The honest list is shorter than it ought to be.

It isn’t multi-app. Each client’s notebook is local to that client, and there’s no shared view across apps yet. A precinct view (one investigator, all his open cases visible on one wall) is on the roadmap; it isn’t built.

It isn’t federated. Beliefs learned on one client’s app stay on that client’s app. There are good reasons for that, mostly to do with not leaking client-specific patterns sideways, and there are interesting reasons to revisit it eventually. Neither is happening yet.

It isn’t a daemon, though it’s close enough that the line is more about discipline than capability. Columbo runs from the CLI, which means anything that can fire a CLI command can launch it: a deploy hook, a cron, a CI job.

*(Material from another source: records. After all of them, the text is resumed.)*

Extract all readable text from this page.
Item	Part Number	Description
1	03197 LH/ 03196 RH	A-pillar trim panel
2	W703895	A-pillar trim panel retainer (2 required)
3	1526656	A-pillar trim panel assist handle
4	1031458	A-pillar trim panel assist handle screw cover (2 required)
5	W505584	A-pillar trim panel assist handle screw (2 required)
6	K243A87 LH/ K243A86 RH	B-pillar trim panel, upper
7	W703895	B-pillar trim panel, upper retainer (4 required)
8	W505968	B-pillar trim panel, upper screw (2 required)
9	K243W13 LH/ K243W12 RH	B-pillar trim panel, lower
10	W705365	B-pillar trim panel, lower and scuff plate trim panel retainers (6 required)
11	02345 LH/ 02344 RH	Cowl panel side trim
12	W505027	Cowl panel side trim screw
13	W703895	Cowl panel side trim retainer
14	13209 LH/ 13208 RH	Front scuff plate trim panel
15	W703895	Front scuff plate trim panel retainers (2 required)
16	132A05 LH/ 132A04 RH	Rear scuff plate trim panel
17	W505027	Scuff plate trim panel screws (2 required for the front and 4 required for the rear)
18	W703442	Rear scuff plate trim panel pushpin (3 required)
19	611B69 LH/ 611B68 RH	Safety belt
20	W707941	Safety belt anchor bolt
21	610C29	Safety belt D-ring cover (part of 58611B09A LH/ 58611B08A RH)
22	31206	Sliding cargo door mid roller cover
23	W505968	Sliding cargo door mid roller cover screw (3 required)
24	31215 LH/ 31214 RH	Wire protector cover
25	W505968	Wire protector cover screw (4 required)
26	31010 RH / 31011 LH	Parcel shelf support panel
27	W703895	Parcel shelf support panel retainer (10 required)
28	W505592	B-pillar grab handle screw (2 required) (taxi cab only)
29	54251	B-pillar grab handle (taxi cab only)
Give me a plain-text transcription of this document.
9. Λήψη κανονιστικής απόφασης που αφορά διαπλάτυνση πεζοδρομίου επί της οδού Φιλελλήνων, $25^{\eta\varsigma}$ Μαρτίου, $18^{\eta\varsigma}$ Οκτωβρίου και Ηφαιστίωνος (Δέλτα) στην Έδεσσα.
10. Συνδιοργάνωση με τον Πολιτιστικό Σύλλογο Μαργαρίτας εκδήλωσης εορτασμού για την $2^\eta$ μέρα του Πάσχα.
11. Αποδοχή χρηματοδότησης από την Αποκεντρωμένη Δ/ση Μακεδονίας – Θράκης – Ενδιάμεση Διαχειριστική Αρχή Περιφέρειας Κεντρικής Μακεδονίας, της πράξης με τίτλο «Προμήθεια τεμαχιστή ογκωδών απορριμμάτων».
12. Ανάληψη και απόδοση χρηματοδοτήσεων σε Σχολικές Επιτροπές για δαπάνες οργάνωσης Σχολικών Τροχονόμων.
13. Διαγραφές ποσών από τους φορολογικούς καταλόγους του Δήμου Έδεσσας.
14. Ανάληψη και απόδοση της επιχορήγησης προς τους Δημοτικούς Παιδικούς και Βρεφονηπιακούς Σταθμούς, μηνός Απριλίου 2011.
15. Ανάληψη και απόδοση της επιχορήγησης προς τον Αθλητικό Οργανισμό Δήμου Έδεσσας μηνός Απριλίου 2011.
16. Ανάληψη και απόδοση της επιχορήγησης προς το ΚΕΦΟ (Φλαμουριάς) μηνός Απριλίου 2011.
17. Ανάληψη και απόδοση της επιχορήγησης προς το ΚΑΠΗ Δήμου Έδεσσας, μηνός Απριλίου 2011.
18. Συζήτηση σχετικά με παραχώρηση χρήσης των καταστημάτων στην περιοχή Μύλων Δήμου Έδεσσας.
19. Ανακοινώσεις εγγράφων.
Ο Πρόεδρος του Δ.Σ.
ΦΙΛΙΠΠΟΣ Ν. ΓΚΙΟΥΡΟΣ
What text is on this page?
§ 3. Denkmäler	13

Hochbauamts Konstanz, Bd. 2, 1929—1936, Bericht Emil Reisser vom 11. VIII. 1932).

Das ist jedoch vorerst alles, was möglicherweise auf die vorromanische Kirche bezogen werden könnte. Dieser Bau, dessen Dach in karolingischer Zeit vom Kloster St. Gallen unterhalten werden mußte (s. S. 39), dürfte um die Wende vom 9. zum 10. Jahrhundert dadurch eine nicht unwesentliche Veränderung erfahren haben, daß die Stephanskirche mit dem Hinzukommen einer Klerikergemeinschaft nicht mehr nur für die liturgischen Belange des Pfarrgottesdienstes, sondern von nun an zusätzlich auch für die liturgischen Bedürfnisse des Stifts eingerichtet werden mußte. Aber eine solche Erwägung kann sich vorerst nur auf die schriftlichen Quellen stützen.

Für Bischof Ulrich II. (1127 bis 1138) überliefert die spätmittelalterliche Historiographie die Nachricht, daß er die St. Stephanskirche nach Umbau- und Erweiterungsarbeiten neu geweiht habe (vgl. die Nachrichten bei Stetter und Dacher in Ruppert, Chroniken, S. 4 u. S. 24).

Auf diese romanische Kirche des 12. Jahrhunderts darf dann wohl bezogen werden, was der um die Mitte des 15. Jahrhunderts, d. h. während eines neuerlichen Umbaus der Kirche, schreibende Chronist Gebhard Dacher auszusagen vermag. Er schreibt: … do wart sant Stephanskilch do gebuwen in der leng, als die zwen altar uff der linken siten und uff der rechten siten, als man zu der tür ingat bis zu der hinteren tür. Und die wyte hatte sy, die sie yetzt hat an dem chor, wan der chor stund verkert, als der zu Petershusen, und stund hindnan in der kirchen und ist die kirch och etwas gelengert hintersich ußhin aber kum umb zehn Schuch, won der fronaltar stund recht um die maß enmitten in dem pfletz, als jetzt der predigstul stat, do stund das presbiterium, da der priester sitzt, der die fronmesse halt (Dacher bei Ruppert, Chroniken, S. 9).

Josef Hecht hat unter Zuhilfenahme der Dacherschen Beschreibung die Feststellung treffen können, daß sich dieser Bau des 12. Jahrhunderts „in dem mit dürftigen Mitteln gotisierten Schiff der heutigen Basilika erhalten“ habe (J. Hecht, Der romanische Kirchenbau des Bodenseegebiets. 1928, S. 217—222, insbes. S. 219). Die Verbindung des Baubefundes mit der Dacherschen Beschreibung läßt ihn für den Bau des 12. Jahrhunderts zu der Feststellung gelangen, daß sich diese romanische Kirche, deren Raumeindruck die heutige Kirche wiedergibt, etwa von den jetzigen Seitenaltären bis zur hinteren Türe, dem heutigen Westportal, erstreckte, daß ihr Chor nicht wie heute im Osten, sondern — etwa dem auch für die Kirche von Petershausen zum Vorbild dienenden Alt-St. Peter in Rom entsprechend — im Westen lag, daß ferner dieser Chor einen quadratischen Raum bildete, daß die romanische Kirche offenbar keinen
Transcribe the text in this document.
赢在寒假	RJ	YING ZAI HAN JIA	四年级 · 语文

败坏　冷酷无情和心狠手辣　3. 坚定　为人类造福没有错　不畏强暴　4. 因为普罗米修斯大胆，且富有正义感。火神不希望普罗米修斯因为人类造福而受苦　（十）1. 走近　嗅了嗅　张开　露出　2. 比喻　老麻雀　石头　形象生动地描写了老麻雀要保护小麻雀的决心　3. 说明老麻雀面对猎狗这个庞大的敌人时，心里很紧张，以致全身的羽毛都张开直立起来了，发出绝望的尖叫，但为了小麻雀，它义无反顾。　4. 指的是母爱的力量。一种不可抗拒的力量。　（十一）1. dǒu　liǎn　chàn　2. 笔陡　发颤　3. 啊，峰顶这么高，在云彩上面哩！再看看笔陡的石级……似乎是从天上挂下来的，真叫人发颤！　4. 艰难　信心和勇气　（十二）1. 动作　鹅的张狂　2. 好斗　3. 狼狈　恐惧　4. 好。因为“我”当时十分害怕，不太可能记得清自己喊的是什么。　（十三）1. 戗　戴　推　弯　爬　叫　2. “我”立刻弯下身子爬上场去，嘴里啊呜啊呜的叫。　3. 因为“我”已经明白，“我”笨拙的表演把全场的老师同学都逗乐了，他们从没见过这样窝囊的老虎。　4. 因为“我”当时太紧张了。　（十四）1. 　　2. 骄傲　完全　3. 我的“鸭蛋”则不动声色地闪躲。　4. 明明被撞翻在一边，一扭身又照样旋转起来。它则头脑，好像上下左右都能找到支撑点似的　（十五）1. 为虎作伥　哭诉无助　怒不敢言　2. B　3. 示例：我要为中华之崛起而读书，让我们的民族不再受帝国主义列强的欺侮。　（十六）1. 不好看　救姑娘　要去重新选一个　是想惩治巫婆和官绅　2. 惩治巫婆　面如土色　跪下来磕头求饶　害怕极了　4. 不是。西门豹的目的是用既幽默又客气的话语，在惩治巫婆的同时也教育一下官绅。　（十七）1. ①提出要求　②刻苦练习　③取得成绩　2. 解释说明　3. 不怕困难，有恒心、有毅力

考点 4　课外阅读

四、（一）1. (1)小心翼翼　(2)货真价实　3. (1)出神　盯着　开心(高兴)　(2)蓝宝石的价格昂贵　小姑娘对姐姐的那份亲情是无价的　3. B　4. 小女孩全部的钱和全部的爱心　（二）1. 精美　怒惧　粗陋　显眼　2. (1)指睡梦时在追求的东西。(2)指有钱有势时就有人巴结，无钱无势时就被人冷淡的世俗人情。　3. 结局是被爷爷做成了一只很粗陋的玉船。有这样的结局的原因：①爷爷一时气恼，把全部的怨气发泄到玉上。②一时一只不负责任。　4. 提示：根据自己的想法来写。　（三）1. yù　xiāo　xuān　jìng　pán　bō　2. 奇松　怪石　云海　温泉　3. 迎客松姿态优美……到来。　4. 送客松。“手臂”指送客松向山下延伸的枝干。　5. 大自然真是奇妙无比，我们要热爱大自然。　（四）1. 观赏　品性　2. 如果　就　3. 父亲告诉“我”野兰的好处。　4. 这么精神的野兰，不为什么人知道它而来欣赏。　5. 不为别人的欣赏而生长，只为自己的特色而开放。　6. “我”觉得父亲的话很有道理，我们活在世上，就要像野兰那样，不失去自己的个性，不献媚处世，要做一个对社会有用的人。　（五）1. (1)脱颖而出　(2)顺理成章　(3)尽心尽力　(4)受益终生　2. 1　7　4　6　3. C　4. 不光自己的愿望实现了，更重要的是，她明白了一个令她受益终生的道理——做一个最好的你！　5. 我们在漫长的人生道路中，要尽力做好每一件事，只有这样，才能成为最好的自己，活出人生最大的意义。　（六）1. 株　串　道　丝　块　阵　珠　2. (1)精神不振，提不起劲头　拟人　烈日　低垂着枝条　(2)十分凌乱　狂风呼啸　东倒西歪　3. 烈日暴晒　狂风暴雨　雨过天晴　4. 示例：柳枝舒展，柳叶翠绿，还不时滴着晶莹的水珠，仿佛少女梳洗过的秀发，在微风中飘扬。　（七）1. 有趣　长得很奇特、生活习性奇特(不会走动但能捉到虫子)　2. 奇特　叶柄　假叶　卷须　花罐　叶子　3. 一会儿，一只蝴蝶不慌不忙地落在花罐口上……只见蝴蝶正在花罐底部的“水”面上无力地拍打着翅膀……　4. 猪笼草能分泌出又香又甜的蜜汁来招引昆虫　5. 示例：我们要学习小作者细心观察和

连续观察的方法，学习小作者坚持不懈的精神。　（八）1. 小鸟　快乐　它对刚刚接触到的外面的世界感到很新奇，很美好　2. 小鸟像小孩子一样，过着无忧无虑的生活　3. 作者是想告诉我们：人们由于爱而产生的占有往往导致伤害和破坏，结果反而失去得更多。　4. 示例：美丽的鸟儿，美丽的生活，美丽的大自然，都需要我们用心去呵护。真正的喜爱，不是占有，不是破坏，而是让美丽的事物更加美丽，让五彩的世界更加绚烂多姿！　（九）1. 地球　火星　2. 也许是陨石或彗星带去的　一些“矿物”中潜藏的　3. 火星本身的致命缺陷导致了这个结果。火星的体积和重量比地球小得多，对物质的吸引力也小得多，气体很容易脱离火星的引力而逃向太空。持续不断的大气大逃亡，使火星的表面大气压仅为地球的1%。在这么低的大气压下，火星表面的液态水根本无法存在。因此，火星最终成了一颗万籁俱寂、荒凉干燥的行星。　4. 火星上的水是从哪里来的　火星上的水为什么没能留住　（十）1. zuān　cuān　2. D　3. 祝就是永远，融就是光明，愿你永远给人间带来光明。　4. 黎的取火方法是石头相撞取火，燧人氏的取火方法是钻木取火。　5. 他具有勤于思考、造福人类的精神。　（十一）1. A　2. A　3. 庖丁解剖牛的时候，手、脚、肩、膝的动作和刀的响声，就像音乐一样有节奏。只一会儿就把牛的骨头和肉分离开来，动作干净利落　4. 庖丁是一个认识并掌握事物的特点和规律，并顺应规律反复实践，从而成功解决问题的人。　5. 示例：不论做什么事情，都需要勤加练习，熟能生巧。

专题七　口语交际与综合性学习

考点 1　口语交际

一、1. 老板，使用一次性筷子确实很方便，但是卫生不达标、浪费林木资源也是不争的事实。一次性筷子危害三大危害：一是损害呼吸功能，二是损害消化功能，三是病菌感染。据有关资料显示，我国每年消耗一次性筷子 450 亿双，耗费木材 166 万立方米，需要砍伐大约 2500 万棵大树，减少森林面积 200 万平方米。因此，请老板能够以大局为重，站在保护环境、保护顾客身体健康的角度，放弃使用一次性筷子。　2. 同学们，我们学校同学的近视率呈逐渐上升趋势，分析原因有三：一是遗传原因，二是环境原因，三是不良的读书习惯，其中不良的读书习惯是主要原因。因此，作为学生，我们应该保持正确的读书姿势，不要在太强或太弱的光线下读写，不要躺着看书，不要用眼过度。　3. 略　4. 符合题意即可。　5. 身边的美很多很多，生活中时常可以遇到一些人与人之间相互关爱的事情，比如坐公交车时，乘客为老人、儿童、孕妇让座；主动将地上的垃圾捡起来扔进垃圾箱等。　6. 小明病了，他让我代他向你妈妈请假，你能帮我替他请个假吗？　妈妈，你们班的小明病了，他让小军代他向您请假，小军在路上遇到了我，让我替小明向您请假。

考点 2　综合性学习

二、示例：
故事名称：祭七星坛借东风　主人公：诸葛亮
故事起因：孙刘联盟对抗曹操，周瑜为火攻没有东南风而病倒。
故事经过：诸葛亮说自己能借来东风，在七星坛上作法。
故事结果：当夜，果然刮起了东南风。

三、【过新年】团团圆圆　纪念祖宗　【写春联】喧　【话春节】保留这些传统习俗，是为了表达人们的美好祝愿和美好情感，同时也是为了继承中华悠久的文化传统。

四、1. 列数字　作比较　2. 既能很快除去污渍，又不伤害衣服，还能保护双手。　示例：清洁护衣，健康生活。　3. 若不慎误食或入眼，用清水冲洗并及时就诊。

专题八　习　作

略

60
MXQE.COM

Multiple instances are fine too; you can point one at the booking flow under the member role and another at the admin surface under platform admin, with different budgets and different scopes, and they don’t tread on each other. Because they share the same notebook, what one instance learns is available to the next plan the other instance makes; the parallel work compounds rather than splintering. What it doesn’t have is a long-running mode that decides for itself when to wake up and what to look at. Every cycle is launched by something. I’ve kept it that way because the moment of launching is also a moment to glance at the previous cycle’s findings, and that glance has been worth keeping.

It isn’t a replacement for human judgement. Columbo presents evidence; the call on what’s worth fixing, what’s a false positive, what’s an unsurprising consequence of how this particular system works, stays with someone who can be held to that call.

And there’s a thinking-problem worth flagging on the way out, because Columbo surfaces it sharply even though he doesn’t yet solve it. The word “role” is doing more work than it can carry. Identity (who is logged in), capability (what they can do), and trust zone (what we expect them to be allowed to do) are three different things, and the current model treats them as one. That’s tolerable when permissions are fixed and known up front. It starts to creak the moment permissions become per-tenant, per-group, per-anything dynamic, because then two users with the same role label might legitimately have different capabilities, and the operator’s expectation about what either of them should be able to do is just one input among several. That’s a substantial reframe.

The case stays open

When the picture got clear, the work moved fast. The decision to give Columbo end-to-end ownership of budgeting and the decision to retire the harness’s per-role parallelism were a few days apart, and the implementations were a few days apart from those again. That’s what design clarity buys: a backlog that suddenly knows what to do next.

Most of this post has been signposts. The notebook deserves its own piece, including the morning the detective hallucinated a finding from no evidence at all and we caught him. The role reframe deserves another, when there’s a real-world example to ground it. There’s a story behind an audit that turned up forty-nine historical findings nobody had noticed were orphaned in the database since project start.

The harness has its place, Columbo has his, and the case stays open.